Left: Republican presidential candidate former President Donald Trump speaks at a Super Tuesday election night party Tuesday, March 5, 2024, at Mar-a-Lago in Palm Beach, Fla. AP Photo/Evan Vucci. /Right: Aileen M. Cannon speaks remotely during a Senate Judiciary Committee oversight nomination hearing to be U.S. District Court for the Southern District of Florida on July 29, 2020, in Washington. U.S. Senate via AP.

Donald Trump (left) speaks at a Super Tuesday election night party in March at Mar-a-Lago (AP Photo/Evan Vucci), (right) Judge Aileen M. Cannon speaks remotely during a Senate Judiciary Committee oversight nomination hearing (U.S. Senate via AP).

In another mixed-bag ruling for special counsel Jack Smith and Donald Trump’s defense, Judge Aileen Cannon has found the former president’s complaints about Mar-a-Lago warrant “omissions” didn’t “meaningfully challenge” probable cause. At the same time, the judge called for an evidentiary hearing to examine “afresh” whether a Washington, D.C., federal court properly applied the “crime-fraud exception” to hand a key witness and ex-Trump lawyer’s notes to prosecutors.
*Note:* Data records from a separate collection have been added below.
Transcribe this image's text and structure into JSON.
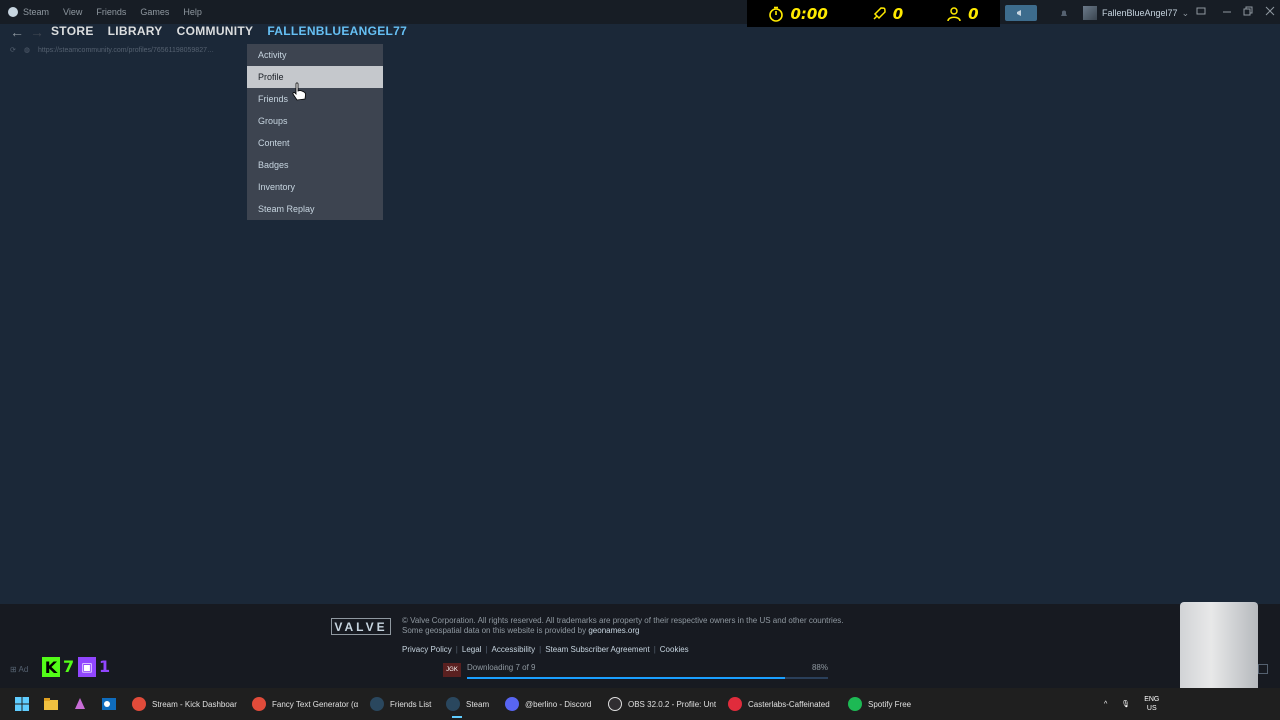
{
  "menubar": {
    "steam": "Steam",
    "items": [
      "View",
      "Friends",
      "Games",
      "Help"
    ]
  },
  "overlay": {
    "timer": "0:00",
    "rocket_count": "0",
    "user_count": "0",
    "accent": "#ffea00"
  },
  "account": {
    "name": "FallenBlueAngel77"
  },
  "nav": {
    "store": "STORE",
    "library": "LIBRARY",
    "community": "COMMUNITY",
    "profile": "FALLENBLUEANGEL77",
    "url": "https://steamcommunity.com/profiles/76561198059827…"
  },
  "dropdown": {
    "items": [
      "Activity",
      "Profile",
      "Friends",
      "Groups",
      "Content",
      "Badges",
      "Inventory",
      "Steam Replay"
    ],
    "hovered": "Profile"
  },
  "footer": {
    "valve": "VALVE",
    "copyright_1": "© Valve Corporation. All rights reserved. All trademarks are property of their respective owners in the US and other countries.",
    "copyright_2_prefix": "Some geospatial data on this website is provided by ",
    "copyright_2_link": "geonames.org",
    "links": [
      "Privacy Policy",
      "Legal",
      "Accessibility",
      "Steam Subscriber Agreement",
      "Cookies"
    ]
  },
  "stream_badges": {
    "kick_count": "7",
    "twitch_count": "1",
    "kick_color": "#53fc18",
    "twitch_color": "#9146ff"
  },
  "bottom_left_label": "Ad",
  "download": {
    "icon": "JGK",
    "status": "Downloading 7 of 9",
    "percent": "88%",
    "progress": 0.88
  },
  "taskbar": {
    "apps": [
      {
        "label": "Stream - Kick Dashboar",
        "icon": "chrome-icon"
      },
      {
        "label": "Fancy Text Generator (α",
        "icon": "chrome-icon"
      },
      {
        "label": "Friends List",
        "icon": "steam-icon"
      },
      {
        "label": "Steam",
        "icon": "steam-icon"
      },
      {
        "label": "@berlino - Discord",
        "icon": "discord-icon"
      },
      {
        "label": "OBS 32.0.2 - Profile: Unt",
        "icon": "obs-icon"
      },
      {
        "label": "Casterlabs-Caffeinated",
        "icon": "casterlabs-icon"
      },
      {
        "label": "Spotify Free",
        "icon": "spotify-icon"
      }
    ],
    "lang_1": "ENG",
    "lang_2": "US"
  }
}
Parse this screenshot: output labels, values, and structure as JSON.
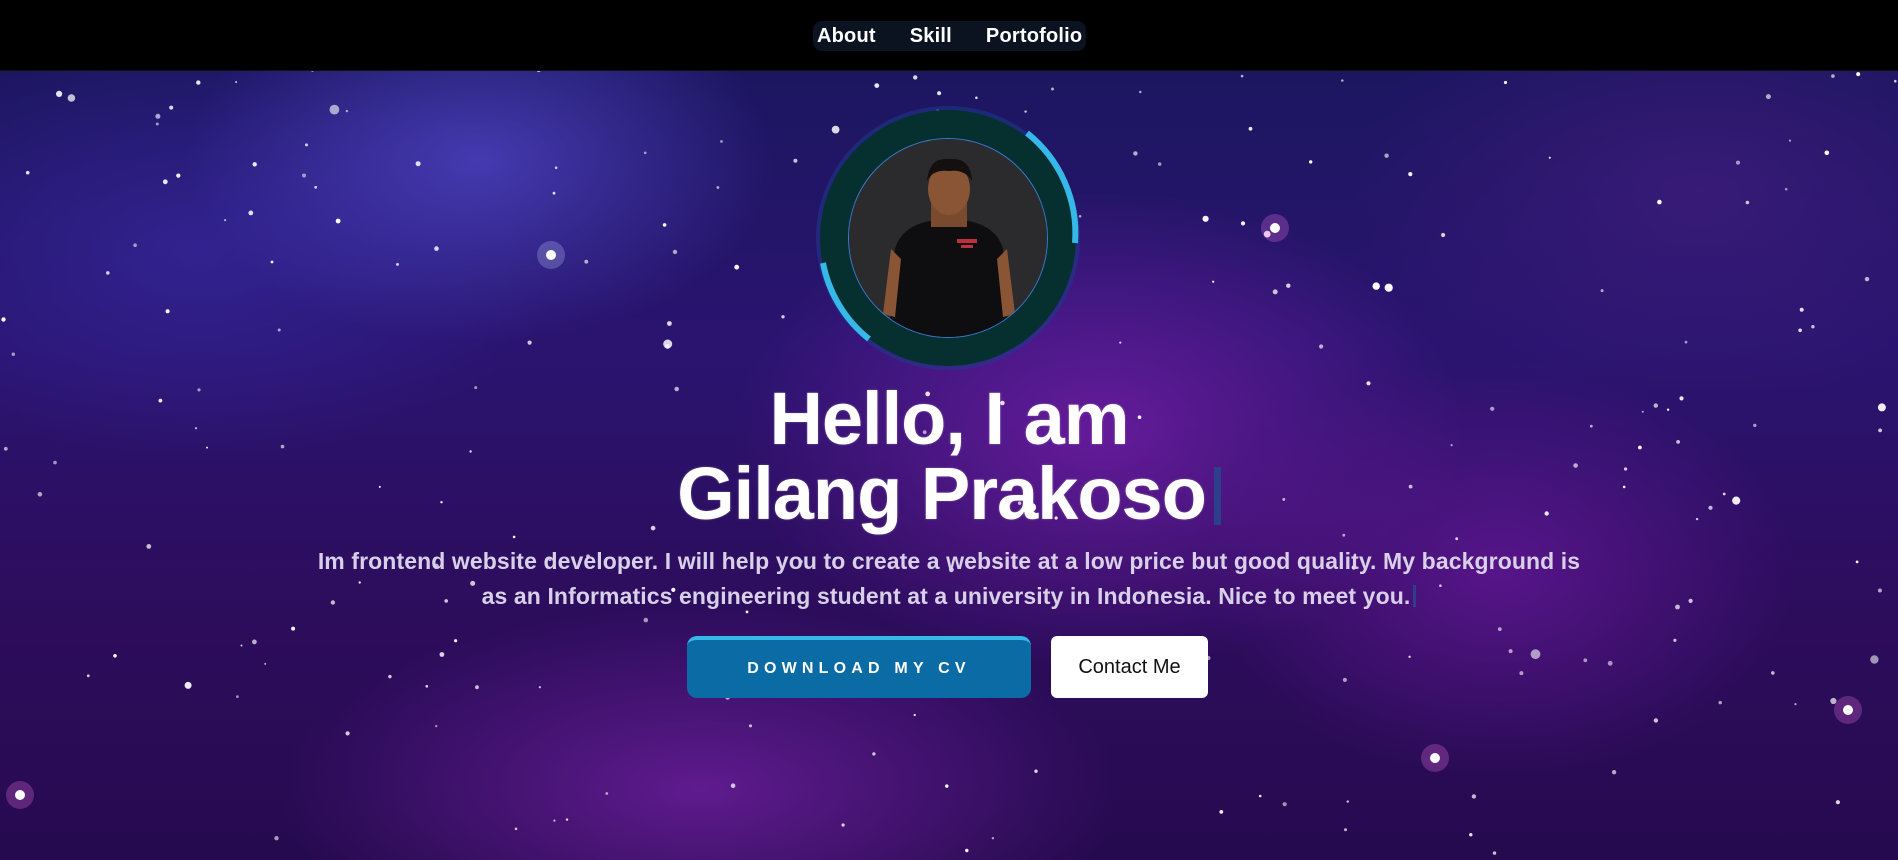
{
  "nav": {
    "items": [
      {
        "label": "About"
      },
      {
        "label": "Skill"
      },
      {
        "label": "Portofolio"
      }
    ]
  },
  "hero": {
    "title_line1": "Hello, I am",
    "title_line2": "Gilang Prakoso",
    "description": "Im frontend website developer. I will help you to create a website at a low price but good quality. My background is as an Informatics engineering student at a university in Indonesia. Nice to meet you.",
    "download_button": "Download My CV",
    "contact_button": "Contact Me"
  },
  "colors": {
    "navbar_bg": "#000000",
    "nav_pill_bg": "#0b1220",
    "hero_bg": "#2a1470",
    "avatar_ring": "#06302f",
    "avatar_accent": "#36b8e8",
    "primary_button": "#0b6ba5",
    "text_cursor": "#2d3f8a"
  }
}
Two days after hearing from the prosecution and defense in court, Cannon dropped an 11-page order on Thursday that began by denying Trump an opportunity to accuse the feds, at what is known as a Franks hearing, of lying by omission to obtain the Mar-a-Lago warrant.

“Defendant Trump has not made the requisite ‘substantial preliminary showing’ to warrant a Franks hearing. He identifies four omissions in the warrant, but none of the omitted information—even if added to the affidavit in support of the warrant—would have defeated a finding of probable cause,” wrote the judge, a Trump appointee.